In hindsight it maybe should have also been obvious from the language alone. "Richmond Hill" feels a bit like saying "Rich Hill Hill" which is basically like saying "Wealthy Desirable Area."
BTW there is a linguistic tradition of “hill hill”. When new immigrants come to an area and ask the locals what that hill is called, the locals say “big hill” in their language. The newcomers call it “bighill” hill in their language. I forget the examples but this has happened enough in England that there are places whose names are five hills deep (Brythonic -> Latin -> Saxon -> Norse -> Norman).
One of my favourite quotes from the late Terry Pratchett:
> When the first explorers from the warm lands around the Circle Sea travelled into the chilly hinterland they filled in the blank spaces on their maps by grabbing the nearest native, pointing at some distant landmark, speaking very clearly in a loud voice, and writing down whatever the bemused man told them. Thus were immortalised in generations of atlases such geographical oddities as Just A Mountain, I Don't Know, What? and, of course, Your Finger You Fool.

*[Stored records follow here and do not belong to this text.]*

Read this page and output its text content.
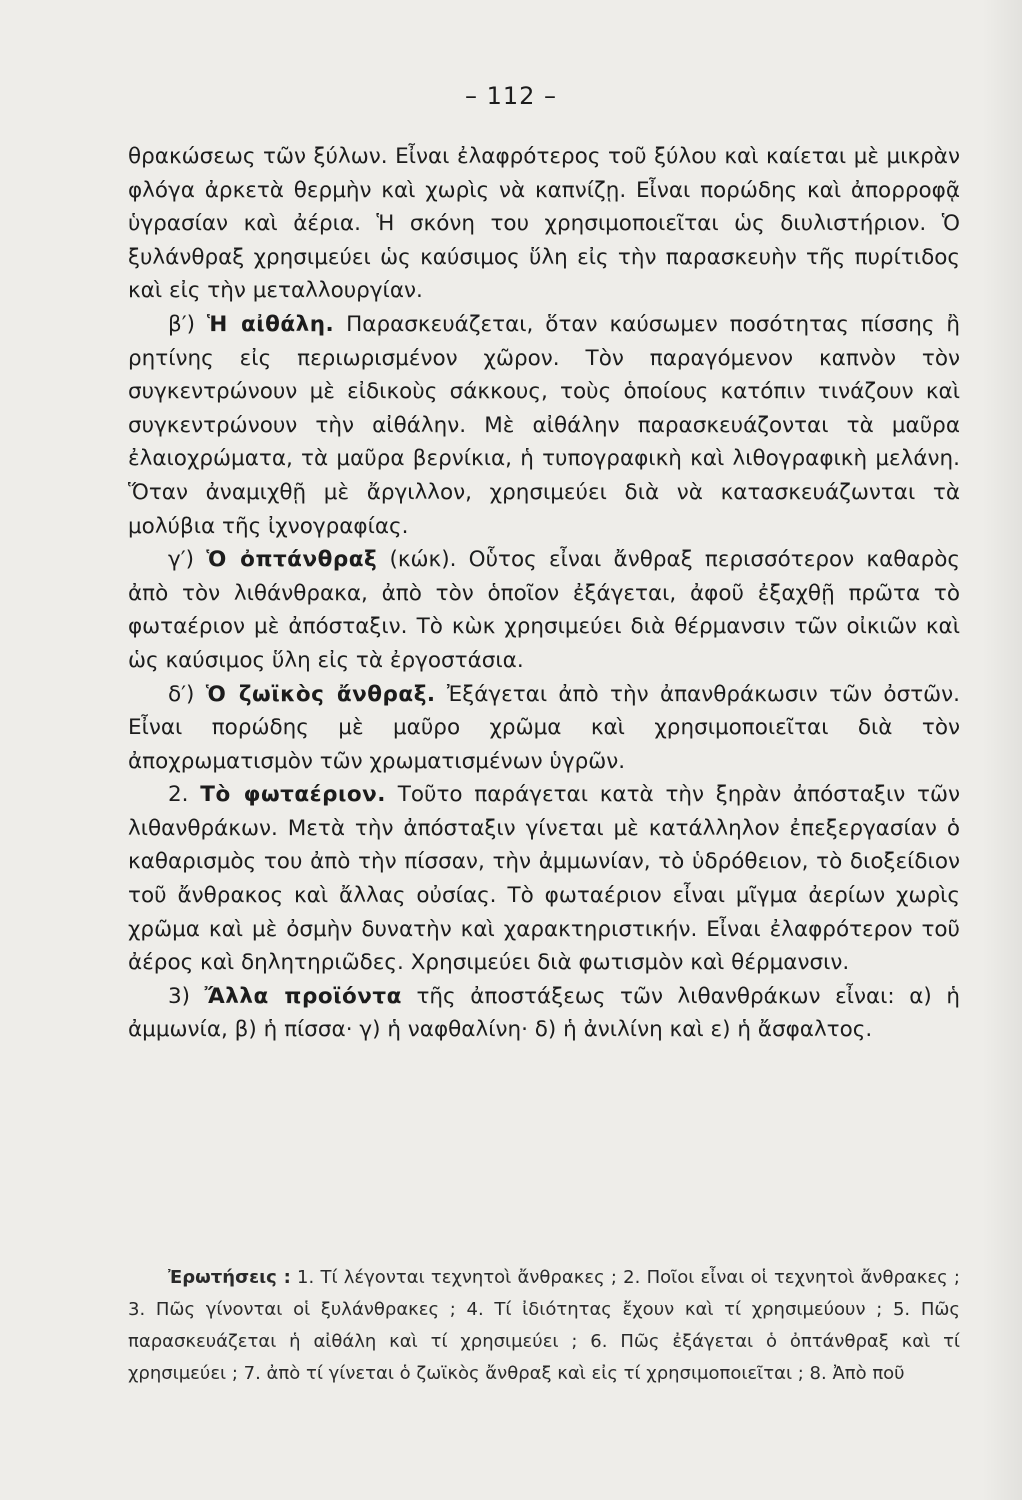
– 112 –

θρακώσεως τῶν ξύλων. Εἶναι ἐλαφρότερος τοῦ ξύλου καὶ καίεται μὲ μικρὰν φλόγα ἀρκετὰ θερμὴν καὶ χωρὶς νὰ καπνίζῃ. Εἶναι πορώδης καὶ ἀπορροφᾷ ὑγρασίαν καὶ ἀέρια. Ἡ σκόνη του χρησιμοποιεῖται ὡς διυλιστήριον. Ὁ ξυλάνθραξ χρησιμεύει ὡς καύσιμος ὕλη εἰς τὴν παρασκευὴν τῆς πυρίτιδος καὶ εἰς τὴν μεταλλουργίαν.

β′) Ἡ αἰθάλη. Παρασκευάζεται, ὅταν καύσωμεν ποσότητας πίσσης ἢ ρητίνης εἰς περιωρισμένον χῶρον. Τὸν παραγόμενον καπνὸν τὸν συγκεντρώνουν μὲ εἰδικοὺς σάκκους, τοὺς ὁποίους κατόπιν τινάζουν καὶ συγκεντρώνουν τὴν αἰθάλην. Μὲ αἰθάλην παρασκευάζονται τὰ μαῦρα ἐλαιοχρώματα, τὰ μαῦρα βερνίκια, ἡ τυπογραφικὴ καὶ λιθογραφικὴ μελάνη. Ὅταν ἀναμιχθῇ μὲ ἄργιλλον, χρησιμεύει διὰ νὰ κατασκευάζωνται τὰ μολύβια τῆς ἰχνογραφίας.

γ′) Ὁ ὀπτάνθραξ (κώκ). Οὗτος εἶναι ἄνθραξ περισσότερον καθαρὸς ἀπὸ τὸν λιθάνθρακα, ἀπὸ τὸν ὁποῖον ἐξάγεται, ἀφοῦ ἐξαχθῇ πρῶτα τὸ φωταέριον μὲ ἀπόσταξιν. Τὸ κὼκ χρησιμεύει διὰ θέρμανσιν τῶν οἰκιῶν καὶ ὡς καύσιμος ὕλη εἰς τὰ ἐργοστάσια.

δ′) Ὁ ζωϊκὸς ἄνθραξ. Ἐξάγεται ἀπὸ τὴν ἀπανθράκωσιν τῶν ὀστῶν. Εἶναι πορώδης μὲ μαῦρο χρῶμα καὶ χρησιμοποιεῖται διὰ τὸν ἀποχρωματισμὸν τῶν χρωματισμένων ὑγρῶν.

2. Τὸ φωταέριον. Τοῦτο παράγεται κατὰ τὴν ξηρὰν ἀπόσταξιν τῶν λιθανθράκων. Μετὰ τὴν ἀπόσταξιν γίνεται μὲ κατάλληλον ἐπεξεργασίαν ὁ καθαρισμὸς του ἀπὸ τὴν πίσσαν, τὴν ἀμμωνίαν, τὸ ὑδρόθειον, τὸ διοξείδιον τοῦ ἄνθρακος καὶ ἄλλας οὐσίας. Τὸ φωταέριον εἶναι μῖγμα ἀερίων χωρὶς χρῶμα καὶ μὲ ὀσμὴν δυνατὴν καὶ χαρακτηριστικήν. Εἶναι ἐλαφρότερον τοῦ ἀέρος καὶ δηλητηριῶδες. Χρησιμεύει διὰ φωτισμὸν καὶ θέρμανσιν.

3) Ἄλλα προϊόντα τῆς ἀποστάξεως τῶν λιθανθράκων εἶναι: α) ἡ ἀμμωνία, β) ἡ πίσσα· γ) ἡ ναφθαλίνη· δ) ἡ ἀνιλίνη καὶ ε) ἡ ἄσφαλτος.

Ἐρωτήσεις : 1. Τί λέγονται τεχνητοὶ ἄνθρακες ; 2. Ποῖοι εἶναι οἱ τεχνητοὶ ἄνθρακες ; 3. Πῶς γίνονται οἱ ξυλάνθρακες ; 4. Τί ἰδιότητας ἔχουν καὶ τί χρησιμεύουν ; 5. Πῶς παρασκευάζεται ἡ αἰθάλη καὶ τί χρησιμεύει ; 6. Πῶς ἐξάγεται ὁ ὀπτάνθραξ καὶ τί χρησιμεύει ; 7. ἀπὸ τί γίνεται ὁ ζωϊκὸς ἄνθραξ καὶ εἰς τί χρησιμοποιεῖται ; 8. Ἀπὸ ποῦ
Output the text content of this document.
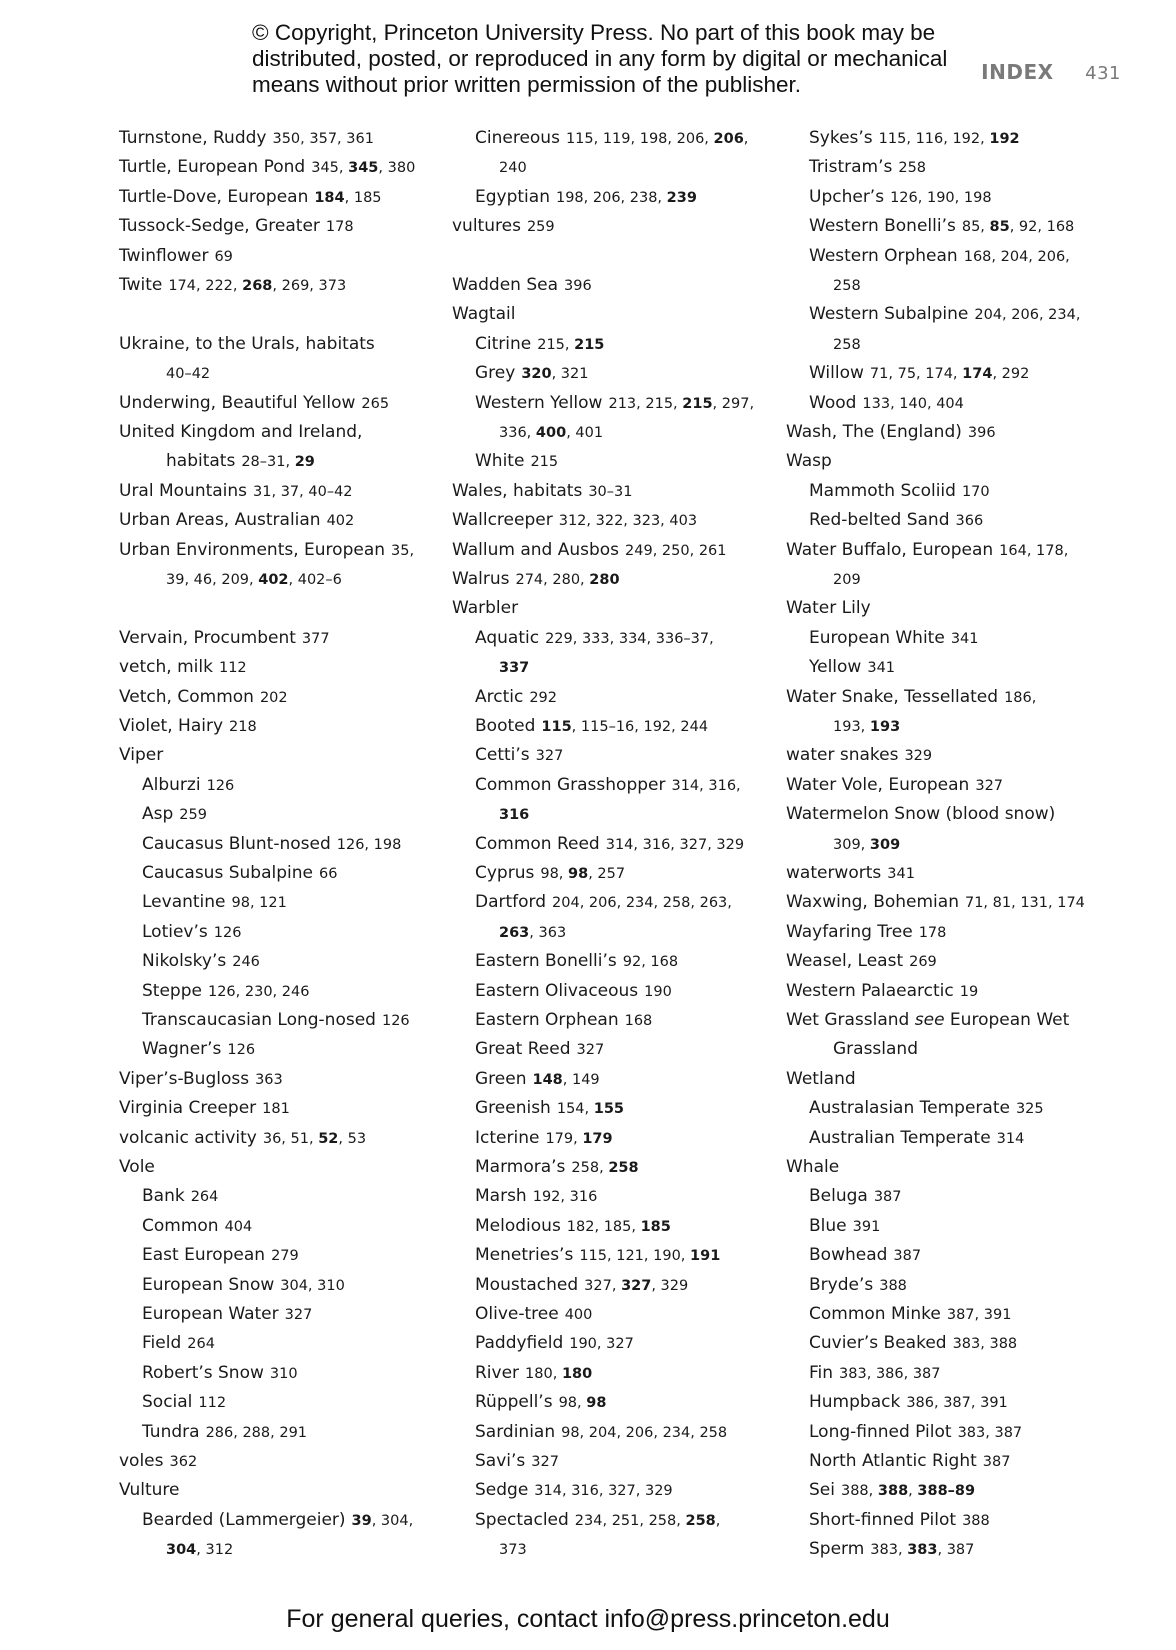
© Copyright, Princeton University Press. No part of this book may be
distributed, posted, or reproduced in any form by digital or mechanical
means without prior written permission of the publisher.	INDEX 431
Turnstone, Ruddy 350, 357, 361
Turtle, European Pond 345, 345, 380
Turtle-Dove, European 184, 185
Tussock-Sedge, Greater 178
Twinflower 69
Twite 174, 222, 268, 269, 373
Ukraine, to the Urals, habitats
40–42
Underwing, Beautiful Yellow 265
United Kingdom and Ireland,
habitats 28–31, 29
Ural Mountains 31, 37, 40–42
Urban Areas, Australian 402
Urban Environments, European 35,
39, 46, 209, 402, 402–6
Vervain, Procumbent 377
vetch, milk 112
Vetch, Common 202
Violet, Hairy 218
Viper
Alburzi 126
Asp 259
Caucasus Blunt-nosed 126, 198
Caucasus Subalpine 66
Levantine 98, 121
Lotiev’s 126
Nikolsky’s 246
Steppe 126, 230, 246
Transcaucasian Long-nosed 126
Wagner’s 126
Viper’s-Bugloss 363
Virginia Creeper 181
volcanic activity 36, 51, 52, 53
Vole
Bank 264
Common 404
East European 279
European Snow 304, 310
European Water 327
Field 264
Robert’s Snow 310
Social 112
Tundra 286, 288, 291
voles 362
Vulture
Bearded (Lammergeier) 39, 304,
304, 312
Cinereous 115, 119, 198, 206, 206,
240
Egyptian 198, 206, 238, 239
vultures 259
Wadden Sea 396
Wagtail
Citrine 215, 215
Grey 320, 321
Western Yellow 213, 215, 215, 297,
336, 400, 401
White 215
Wales, habitats 30–31
Wallcreeper 312, 322, 323, 403
Wallum and Ausbos 249, 250, 261
Walrus 274, 280, 280
Warbler
Aquatic 229, 333, 334, 336–37,
337
Arctic 292
Booted 115, 115–16, 192, 244
Cetti’s 327
Common Grasshopper 314, 316,
316
Common Reed 314, 316, 327, 329
Cyprus 98, 98, 257
Dartford 204, 206, 234, 258, 263,
263, 363
Eastern Bonelli’s 92, 168
Eastern Olivaceous 190
Eastern Orphean 168
Great Reed 327
Green 148, 149
Greenish 154, 155
Icterine 179, 179
Marmora’s 258, 258
Marsh 192, 316
Melodious 182, 185, 185
Menetries’s 115, 121, 190, 191
Moustached 327, 327, 329
Olive-tree 400
Paddyfield 190, 327
River 180, 180
Rüppell’s 98, 98
Sardinian 98, 204, 206, 234, 258
Savi’s 327
Sedge 314, 316, 327, 329
Spectacled 234, 251, 258, 258,
373
Sykes’s 115, 116, 192, 192
Tristram’s 258
Upcher’s 126, 190, 198
Western Bonelli’s 85, 85, 92, 168
Western Orphean 168, 204, 206,
258
Western Subalpine 204, 206, 234,
258
Willow 71, 75, 174, 174, 292
Wood 133, 140, 404
Wash, The (England) 396
Wasp
Mammoth Scoliid 170
Red-belted Sand 366
Water Buffalo, European 164, 178,
209
Water Lily
European White 341
Yellow 341
Water Snake, Tessellated 186,
193, 193
water snakes 329
Water Vole, European 327
Watermelon Snow (blood snow)
309, 309
waterworts 341
Waxwing, Bohemian 71, 81, 131, 174
Wayfaring Tree 178
Weasel, Least 269
Western Palaearctic 19
Wet Grassland see European Wet
Grassland
Wetland
Australasian Temperate 325
Australian Temperate 314
Whale
Beluga 387
Blue 391
Bowhead 387
Bryde’s 388
Common Minke 387, 391
Cuvier’s Beaked 383, 388
Fin 383, 386, 387
Humpback 386, 387, 391
Long-finned Pilot 383, 387
North Atlantic Right 387
Sei 388, 388, 388–89
Short-finned Pilot 388
Sperm 383, 383, 387
For general queries, contact info@press.princeton.edu
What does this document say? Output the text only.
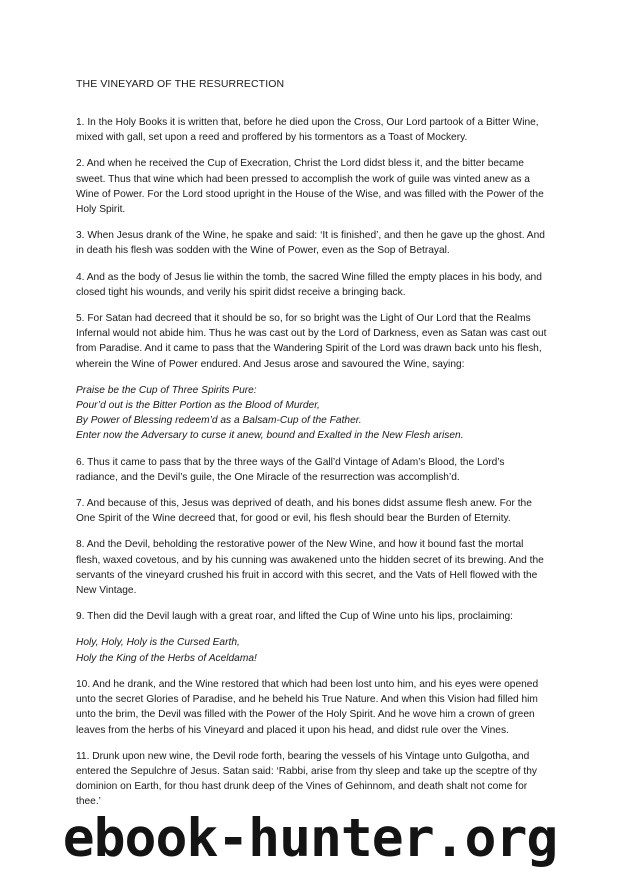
THE VINEYARD OF THE RESURRECTION

1. In the Holy Books it is written that, before he died upon the Cross, Our Lord partook of a Bitter Wine, mixed with gall, set upon a reed and proffered by his tormentors as a Toast of Mockery.

2. And when he received the Cup of Execration, Christ the Lord didst bless it, and the bitter became sweet. Thus that wine which had been pressed to accomplish the work of guile was vinted anew as a Wine of Power. For the Lord stood upright in the House of the Wise, and was filled with the Power of the Holy Spirit.

3. When Jesus drank of the Wine, he spake and said: ‘It is finished’, and then he gave up the ghost. And in death his flesh was sodden with the Wine of Power, even as the Sop of Betrayal.

4. And as the body of Jesus lie within the tomb, the sacred Wine filled the empty places in his body, and closed tight his wounds, and verily his spirit didst receive a bringing back.

5. For Satan had decreed that it should be so, for so bright was the Light of Our Lord that the Realms Infernal would not abide him. Thus he was cast out by the Lord of Darkness, even as Satan was cast out from Paradise. And it came to pass that the Wandering Spirit of the Lord was drawn back unto his flesh, wherein the Wine of Power endured. And Jesus arose and savoured the Wine, saying:

Praise be the Cup of Three Spirits Pure:
Pour’d out is the Bitter Portion as the Blood of Murder,
By Power of Blessing redeem’d as a Balsam-Cup of the Father.
Enter now the Adversary to curse it anew, bound and Exalted in the New Flesh arisen.

6. Thus it came to pass that by the three ways of the Gall’d Vintage of Adam’s Blood, the Lord’s radiance, and the Devil’s guile, the One Miracle of the resurrection was accomplish’d.

7. And because of this, Jesus was deprived of death, and his bones didst assume flesh anew. For the One Spirit of the Wine decreed that, for good or evil, his flesh should bear the Burden of Eternity.

8. And the Devil, beholding the restorative power of the New Wine, and how it bound fast the mortal flesh, waxed covetous, and by his cunning was awakened unto the hidden secret of its brewing. And the servants of the vineyard crushed his fruit in accord with this secret, and the Vats of Hell flowed with the New Vintage.

9. Then did the Devil laugh with a great roar, and lifted the Cup of Wine unto his lips, proclaiming:

Holy, Holy, Holy is the Cursed Earth,
Holy the King of the Herbs of Aceldama!

10. And he drank, and the Wine restored that which had been lost unto him, and his eyes were opened unto the secret Glories of Paradise, and he beheld his True Nature. And when this Vision had filled him unto the brim, the Devil was filled with the Power of the Holy Spirit. And he wove him a crown of green leaves from the herbs of his Vineyard and placed it upon his head, and didst rule over the Vines.

11. Drunk upon new wine, the Devil rode forth, bearing the vessels of his Vintage unto Gulgotha, and entered the Sepulchre of Jesus. Satan said: ‘Rabbi, arise from thy sleep and take up the sceptre of thy dominion on Earth, for thou hast drunk deep of the Vines of Gehinnom, and death shalt not come for thee.’

ebook-hunter.org
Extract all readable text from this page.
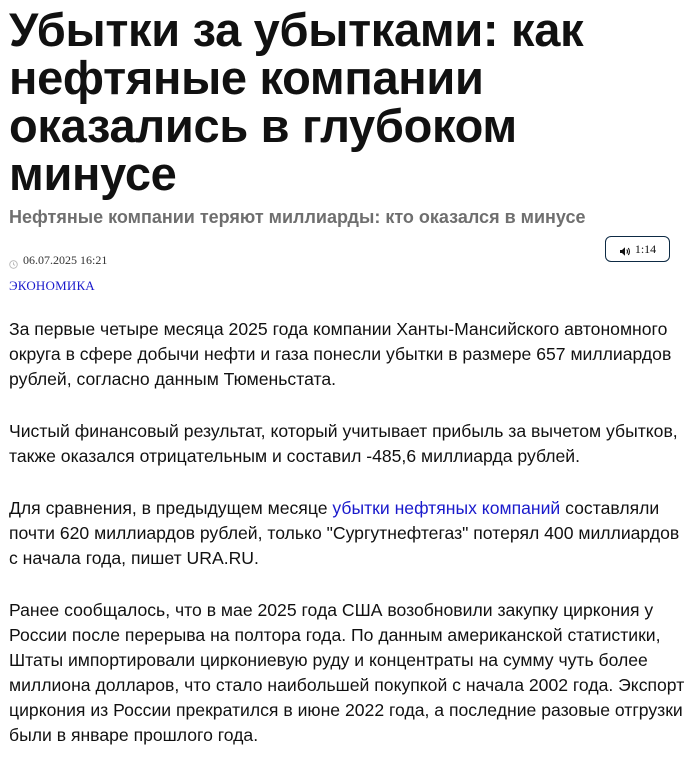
Убытки за убытками: как нефтяные компании оказались в глубоком минусе
Нефтяные компании теряют миллиарды: кто оказался в минусе
06.07.2025 16:21
1:14
ЭКОНОМИКА

За первые четыре месяца 2025 года компании Ханты-Мансийского автономного округа в сфере добычи нефти и газа понесли убытки в размере 657 миллиардов рублей, согласно данным Тюменьстата.

Чистый финансовый результат, который учитывает прибыль за вычетом убытков, также оказался отрицательным и составил -485,6 миллиарда рублей.

Для сравнения, в предыдущем месяце убытки нефтяных компаний составляли почти 620 миллиардов рублей, только "Сургутнефтегаз" потерял 400 миллиардов с начала года, пишет URA.RU.

Ранее сообщалось, что в мае 2025 года США возобновили закупку циркония у России после перерыва на полтора года. По данным американской статистики, Штаты импортировали циркониевую руду и концентраты на сумму чуть более миллиона долларов, что стало наибольшей покупкой с начала 2002 года. Экспорт циркония из России прекратился в июне 2022 года, а последние разовые отгрузки были в январе прошлого года.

I'd find it deeply funny if the optimal vibe coding workflow continues to evolve to include more and more human oversight, and less and less agent autonomy, to the point where eventually someone makes a final breakthrough that they can save time by bypassing the LLM entirely and writing the code themselves. (Finally coming full circle.)
In radio, talking over the start of a song and ending right when the lyrics kick in is called "hitting the post" and sometimes it's done without prewritten copy, just winging it.
It's just a skill you can practice and some people get quite good at it.
One difference with this is if you miss the lyrics, you can just try again next time. There's a new song every few minutes.
At my college radio station, every applicable record had intro time cues written on a label on the record jacket. You would know that there was, say, seven seconds you could talk over before the song began in earnest.
"Hitting the post" (not familiar with the term) was not really a problem for the deejays.
p.s. - I loved being able to inject our call letters into the gap on 'Riders On the Storm', timed to the top or bottom of the hour.
I get that it probably wasn't in the production schedule, but strictly speaking they could have come back a couple weeks later and done the shot with the voyager 1 launch.
I'm surprised I don't see a reference yet to Darius Kazemi's iconic 2014[1] talk, which is basically riffing on this joke for 10 minutes: https://www.youtube.com/watch?v=l_F9jxsfGCw
A key takeaway I've kept with me this whole time is the idea of there being two kinds of creative advice: (1) how to buy more lottery tickets, and (2) how to win the lottery. The former is useful, the latter not so much.